By: Emily Conley
“It’s so complicated, it’s so messy,” Dawn Stefanowicz says of her story. It’s a difficult one to hear, as it is difficult for her to tell. It wasn’t until she was in her late 20s and early 30s that she began to unpack the effects of growing up in a household that included her father’s same-sex partners. At one point, both of her parents were involved in same-sex relationships.
“We saw a lot. We heard a lot…There was no help for us as children growing up in this,” Dawn said. “How do you talk about it, when people around you have no clue, and they think you’re a pervert if you start talking about all these things you know as a little child that you shouldn’t have any knowledge of?”
Along with same-sex marriage becoming legalized in Canada, Dawn faced the new challenge of hate-crime legislation that removed free speech rights for anyone to say anything that might be perceived as criticizing same-sex relationships or same-sex marriage. Dawn no longer had the freedom to speak or write about her experiences growing up in her own country.

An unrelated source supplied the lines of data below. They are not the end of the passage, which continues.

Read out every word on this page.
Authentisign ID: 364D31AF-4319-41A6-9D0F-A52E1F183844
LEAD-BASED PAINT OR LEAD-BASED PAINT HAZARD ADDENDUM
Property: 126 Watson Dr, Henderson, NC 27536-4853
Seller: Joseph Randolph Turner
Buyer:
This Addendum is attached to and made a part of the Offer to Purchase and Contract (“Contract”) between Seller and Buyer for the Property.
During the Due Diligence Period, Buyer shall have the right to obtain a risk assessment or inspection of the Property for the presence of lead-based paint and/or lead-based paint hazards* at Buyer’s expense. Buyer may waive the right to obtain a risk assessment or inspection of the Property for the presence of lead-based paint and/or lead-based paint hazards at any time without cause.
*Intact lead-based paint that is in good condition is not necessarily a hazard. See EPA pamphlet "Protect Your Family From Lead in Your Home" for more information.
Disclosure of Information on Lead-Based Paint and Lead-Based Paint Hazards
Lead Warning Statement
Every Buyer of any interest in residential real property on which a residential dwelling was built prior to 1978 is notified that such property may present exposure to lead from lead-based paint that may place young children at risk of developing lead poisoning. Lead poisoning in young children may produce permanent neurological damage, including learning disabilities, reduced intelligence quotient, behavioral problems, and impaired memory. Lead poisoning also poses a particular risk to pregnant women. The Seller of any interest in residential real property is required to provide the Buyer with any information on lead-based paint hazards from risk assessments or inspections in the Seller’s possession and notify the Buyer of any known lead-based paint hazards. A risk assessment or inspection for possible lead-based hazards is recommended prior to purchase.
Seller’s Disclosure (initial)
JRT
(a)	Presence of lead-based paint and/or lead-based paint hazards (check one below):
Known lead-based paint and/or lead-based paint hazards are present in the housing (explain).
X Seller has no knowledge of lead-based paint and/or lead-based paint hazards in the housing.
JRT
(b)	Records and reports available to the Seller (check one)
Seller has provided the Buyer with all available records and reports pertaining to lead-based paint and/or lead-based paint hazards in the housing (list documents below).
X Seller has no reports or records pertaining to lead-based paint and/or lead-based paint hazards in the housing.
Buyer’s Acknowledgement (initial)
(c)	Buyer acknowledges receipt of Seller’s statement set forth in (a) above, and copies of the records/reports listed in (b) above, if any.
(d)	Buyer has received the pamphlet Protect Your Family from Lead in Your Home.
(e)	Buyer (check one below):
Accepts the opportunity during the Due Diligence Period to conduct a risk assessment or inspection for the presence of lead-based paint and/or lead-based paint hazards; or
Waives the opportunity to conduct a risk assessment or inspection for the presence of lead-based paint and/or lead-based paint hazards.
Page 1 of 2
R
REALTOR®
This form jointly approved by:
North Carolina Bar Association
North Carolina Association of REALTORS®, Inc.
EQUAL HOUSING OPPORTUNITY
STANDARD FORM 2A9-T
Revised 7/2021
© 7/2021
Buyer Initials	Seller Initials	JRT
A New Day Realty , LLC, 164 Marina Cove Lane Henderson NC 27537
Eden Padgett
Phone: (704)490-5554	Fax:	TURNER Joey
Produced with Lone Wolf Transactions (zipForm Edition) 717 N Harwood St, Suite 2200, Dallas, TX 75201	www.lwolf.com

Living in the United States now, after watching the erosion of free speech, conscience rights, and freedom of religion in Canada, Dawn says, “I wish people would wake up and say, ‘You know what, I don’t care whether you’re a Republican, a Democrat, an Independent, or something else, freedom of speech is primary.’ Freedom of speech is what’s at stake.”
Dawn is one of a small group of adults who grew up with LGBT parents, most of whom were involved in same-sex relationships, that are now speaking up for marriage. They all have one thing in common—as children they craved the love and presence of their missing mother or father. These courageous men and women have decided to take a stand so that future generations of children, all of whom deserve both their mom and dad, will know that they were worth speaking up for.